Natürlich war Rudolf, der bunte Hund, immer wieder und am meisten aufgefallen. Schon deshalb, weil ihn eben jeder Unteroffizier kannte. Aber auch falsche Prominenz hat sein Gutes. Ein baltischer Unteroffizier, alle nannten ihn den „Gummideutschen“, (vom Nationalschicksal hin und her gezerrt), kam nach dem Schleifen auf Rudolf zu: „Hiermit ernenne ich sie zu meinem Putzer.“ Damit war Rudolf ein wenig aus der Schußlinie, denn Putzerpflichten bringen auch Putzerprivilegien mit sich: Freigestellt von allem Üblen, nur das Tempotraining beim Funken und die Gerätekunde blieben obligatorisch.

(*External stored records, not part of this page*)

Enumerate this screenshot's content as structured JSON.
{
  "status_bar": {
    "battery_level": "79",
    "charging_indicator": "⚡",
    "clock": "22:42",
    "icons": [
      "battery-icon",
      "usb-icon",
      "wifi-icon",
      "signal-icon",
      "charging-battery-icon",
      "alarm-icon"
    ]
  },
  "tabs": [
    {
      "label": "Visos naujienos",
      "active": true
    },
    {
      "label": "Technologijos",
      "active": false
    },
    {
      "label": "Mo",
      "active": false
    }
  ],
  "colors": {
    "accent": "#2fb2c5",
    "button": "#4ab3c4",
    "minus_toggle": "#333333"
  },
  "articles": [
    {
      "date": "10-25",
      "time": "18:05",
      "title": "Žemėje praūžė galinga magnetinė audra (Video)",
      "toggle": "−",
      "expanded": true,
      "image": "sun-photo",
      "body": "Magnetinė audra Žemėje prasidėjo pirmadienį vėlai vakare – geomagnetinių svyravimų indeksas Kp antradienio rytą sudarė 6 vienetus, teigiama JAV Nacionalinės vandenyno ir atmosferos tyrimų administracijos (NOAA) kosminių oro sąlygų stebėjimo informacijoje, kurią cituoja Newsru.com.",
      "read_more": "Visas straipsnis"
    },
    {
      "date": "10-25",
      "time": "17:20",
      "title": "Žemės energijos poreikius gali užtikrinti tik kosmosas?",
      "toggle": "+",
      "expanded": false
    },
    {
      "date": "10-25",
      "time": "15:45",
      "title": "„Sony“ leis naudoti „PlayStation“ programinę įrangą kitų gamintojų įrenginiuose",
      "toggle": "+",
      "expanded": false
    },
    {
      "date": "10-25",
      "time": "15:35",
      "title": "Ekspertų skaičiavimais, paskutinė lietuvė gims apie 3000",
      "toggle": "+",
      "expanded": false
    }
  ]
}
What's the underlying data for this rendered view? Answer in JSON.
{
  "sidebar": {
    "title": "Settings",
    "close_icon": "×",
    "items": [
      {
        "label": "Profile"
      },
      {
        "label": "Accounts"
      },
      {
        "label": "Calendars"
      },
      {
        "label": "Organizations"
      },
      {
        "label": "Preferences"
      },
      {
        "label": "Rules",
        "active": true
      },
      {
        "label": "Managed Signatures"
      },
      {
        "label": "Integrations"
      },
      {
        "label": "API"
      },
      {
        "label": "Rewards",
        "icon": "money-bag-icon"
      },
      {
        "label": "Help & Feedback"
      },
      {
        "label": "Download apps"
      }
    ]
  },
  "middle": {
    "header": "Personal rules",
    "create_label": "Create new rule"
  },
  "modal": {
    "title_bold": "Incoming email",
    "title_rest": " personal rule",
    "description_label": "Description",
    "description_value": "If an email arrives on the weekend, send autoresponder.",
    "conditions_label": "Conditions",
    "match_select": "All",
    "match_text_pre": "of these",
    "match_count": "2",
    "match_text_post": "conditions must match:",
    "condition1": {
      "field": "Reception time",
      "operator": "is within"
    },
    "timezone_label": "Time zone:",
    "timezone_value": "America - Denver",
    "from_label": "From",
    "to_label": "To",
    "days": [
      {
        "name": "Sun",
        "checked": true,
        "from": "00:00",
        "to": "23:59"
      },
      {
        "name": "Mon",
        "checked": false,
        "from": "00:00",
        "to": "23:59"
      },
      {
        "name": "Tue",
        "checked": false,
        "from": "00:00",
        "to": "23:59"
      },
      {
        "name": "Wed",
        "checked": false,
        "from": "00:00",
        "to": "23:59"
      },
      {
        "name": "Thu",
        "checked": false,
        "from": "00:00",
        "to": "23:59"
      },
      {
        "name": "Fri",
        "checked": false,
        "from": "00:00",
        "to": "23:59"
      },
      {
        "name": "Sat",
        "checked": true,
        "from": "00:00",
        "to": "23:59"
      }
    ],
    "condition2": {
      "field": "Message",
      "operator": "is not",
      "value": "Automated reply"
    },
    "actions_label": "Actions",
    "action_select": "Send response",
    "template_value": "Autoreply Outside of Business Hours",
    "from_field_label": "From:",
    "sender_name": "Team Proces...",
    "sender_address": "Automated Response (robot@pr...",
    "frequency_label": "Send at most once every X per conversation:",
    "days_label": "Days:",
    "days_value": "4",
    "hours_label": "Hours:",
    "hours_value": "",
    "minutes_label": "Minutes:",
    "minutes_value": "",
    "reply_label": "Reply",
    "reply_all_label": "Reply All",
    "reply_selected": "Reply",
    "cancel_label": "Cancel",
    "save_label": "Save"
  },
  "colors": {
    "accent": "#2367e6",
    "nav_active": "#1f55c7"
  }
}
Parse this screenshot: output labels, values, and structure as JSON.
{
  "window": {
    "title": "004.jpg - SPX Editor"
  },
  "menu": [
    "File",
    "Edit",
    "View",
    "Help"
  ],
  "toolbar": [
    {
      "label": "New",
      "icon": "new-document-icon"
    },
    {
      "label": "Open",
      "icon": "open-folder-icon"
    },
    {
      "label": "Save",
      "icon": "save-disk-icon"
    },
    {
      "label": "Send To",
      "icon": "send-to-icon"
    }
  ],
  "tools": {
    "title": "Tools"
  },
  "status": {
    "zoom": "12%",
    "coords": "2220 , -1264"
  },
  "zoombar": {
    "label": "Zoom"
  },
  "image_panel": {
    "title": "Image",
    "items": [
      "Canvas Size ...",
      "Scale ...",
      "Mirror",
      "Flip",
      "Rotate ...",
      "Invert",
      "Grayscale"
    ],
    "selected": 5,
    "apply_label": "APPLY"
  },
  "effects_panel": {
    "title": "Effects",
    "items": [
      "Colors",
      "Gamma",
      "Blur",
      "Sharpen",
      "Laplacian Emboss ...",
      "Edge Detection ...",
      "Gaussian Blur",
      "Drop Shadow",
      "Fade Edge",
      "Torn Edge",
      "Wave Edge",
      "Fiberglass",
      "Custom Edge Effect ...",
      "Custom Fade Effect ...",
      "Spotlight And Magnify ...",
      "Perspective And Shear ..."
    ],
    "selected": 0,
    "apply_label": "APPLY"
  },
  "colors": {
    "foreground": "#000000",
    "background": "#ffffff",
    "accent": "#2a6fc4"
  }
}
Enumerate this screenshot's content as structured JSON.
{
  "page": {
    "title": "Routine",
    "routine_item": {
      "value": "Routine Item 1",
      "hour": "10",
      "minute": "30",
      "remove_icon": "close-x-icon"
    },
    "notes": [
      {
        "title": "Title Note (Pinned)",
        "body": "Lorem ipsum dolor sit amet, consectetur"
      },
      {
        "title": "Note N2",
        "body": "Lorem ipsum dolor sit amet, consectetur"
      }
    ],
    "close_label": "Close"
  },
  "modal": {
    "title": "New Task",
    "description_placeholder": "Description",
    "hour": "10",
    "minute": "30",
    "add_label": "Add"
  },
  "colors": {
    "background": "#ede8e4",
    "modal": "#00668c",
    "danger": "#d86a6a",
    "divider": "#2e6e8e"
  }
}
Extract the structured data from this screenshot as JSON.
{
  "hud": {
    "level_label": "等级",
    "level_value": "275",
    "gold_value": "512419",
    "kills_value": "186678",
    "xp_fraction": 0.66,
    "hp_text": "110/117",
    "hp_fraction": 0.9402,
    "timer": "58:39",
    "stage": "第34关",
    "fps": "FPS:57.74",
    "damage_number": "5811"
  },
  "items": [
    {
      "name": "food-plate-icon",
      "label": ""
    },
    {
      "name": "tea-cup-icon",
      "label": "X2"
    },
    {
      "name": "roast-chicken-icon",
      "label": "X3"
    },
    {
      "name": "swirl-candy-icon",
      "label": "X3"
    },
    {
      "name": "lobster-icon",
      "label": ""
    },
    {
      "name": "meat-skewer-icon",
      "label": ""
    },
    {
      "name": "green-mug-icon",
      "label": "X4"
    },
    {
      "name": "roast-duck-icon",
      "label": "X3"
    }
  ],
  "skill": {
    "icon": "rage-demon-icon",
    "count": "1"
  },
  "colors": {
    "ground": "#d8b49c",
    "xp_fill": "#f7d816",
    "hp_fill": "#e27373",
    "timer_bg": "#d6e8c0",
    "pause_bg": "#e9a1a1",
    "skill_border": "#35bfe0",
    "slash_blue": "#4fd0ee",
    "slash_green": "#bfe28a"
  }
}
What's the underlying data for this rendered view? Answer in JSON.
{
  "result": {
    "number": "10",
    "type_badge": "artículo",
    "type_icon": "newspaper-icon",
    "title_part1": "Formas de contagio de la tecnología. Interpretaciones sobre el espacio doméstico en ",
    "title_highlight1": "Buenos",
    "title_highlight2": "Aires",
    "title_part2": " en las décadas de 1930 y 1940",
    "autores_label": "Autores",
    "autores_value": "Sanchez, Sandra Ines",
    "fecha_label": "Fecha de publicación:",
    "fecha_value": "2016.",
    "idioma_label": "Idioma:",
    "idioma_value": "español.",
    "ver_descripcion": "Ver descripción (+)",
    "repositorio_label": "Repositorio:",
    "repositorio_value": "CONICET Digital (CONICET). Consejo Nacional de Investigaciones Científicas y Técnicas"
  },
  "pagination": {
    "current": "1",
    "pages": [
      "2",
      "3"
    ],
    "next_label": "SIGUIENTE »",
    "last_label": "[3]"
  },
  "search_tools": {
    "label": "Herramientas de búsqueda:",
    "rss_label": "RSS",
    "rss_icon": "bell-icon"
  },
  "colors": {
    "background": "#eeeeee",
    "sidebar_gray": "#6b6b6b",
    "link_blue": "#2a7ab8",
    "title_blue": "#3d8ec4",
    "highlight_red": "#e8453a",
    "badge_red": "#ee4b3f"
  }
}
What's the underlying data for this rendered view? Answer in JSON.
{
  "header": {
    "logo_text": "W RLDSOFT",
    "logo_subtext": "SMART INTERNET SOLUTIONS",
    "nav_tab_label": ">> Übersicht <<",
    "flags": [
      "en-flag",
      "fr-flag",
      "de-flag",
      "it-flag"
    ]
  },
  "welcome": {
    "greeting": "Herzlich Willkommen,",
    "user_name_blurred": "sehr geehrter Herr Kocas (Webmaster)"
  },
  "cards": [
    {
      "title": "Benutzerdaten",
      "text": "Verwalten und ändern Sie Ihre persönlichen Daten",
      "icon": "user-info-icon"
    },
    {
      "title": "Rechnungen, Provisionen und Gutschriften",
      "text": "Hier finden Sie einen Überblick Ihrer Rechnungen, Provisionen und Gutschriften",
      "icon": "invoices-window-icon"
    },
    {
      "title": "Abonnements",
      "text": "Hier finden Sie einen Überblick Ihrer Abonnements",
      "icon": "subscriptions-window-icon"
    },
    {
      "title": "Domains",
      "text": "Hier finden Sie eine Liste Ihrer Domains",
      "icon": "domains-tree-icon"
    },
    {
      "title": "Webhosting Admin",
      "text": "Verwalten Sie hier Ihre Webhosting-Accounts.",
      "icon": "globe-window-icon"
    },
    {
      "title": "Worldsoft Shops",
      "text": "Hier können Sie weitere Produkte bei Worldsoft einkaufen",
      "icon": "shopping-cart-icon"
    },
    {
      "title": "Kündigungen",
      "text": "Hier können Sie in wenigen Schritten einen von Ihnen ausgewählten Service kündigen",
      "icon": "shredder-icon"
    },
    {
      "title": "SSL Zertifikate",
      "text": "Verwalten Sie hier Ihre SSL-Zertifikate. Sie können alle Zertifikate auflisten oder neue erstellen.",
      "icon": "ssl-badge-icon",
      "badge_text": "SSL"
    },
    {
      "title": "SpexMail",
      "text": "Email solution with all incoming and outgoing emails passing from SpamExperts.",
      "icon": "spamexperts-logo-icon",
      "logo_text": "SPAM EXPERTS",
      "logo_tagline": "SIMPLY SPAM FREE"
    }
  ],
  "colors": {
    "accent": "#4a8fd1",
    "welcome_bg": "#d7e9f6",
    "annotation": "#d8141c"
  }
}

Bettenmachen, Uniform ausbürsten, Schuhe Putzen, Socken stopfen für den „U“, bitte sehr, machen wir mit links. Alles bei der Großmutter gelernt. Dafür Rationen empfangen für den „U“, freundlicher Kontakt zum Verpflegungsbullen, ungestörter Aufenthalt auf der Bude des Unteroffiziers, was will man in einem solchen Haufen mehr? Der „Gummideutsche“ war zu Rudolf sehr tolerant, wie ein Vater, (im Rahmen des Kommißtones); er war in der Kompanie als Balte selber ein „Bunter Hund“, das verbindet. Um die Wachwoche kam Rudolf allerdings nicht herum.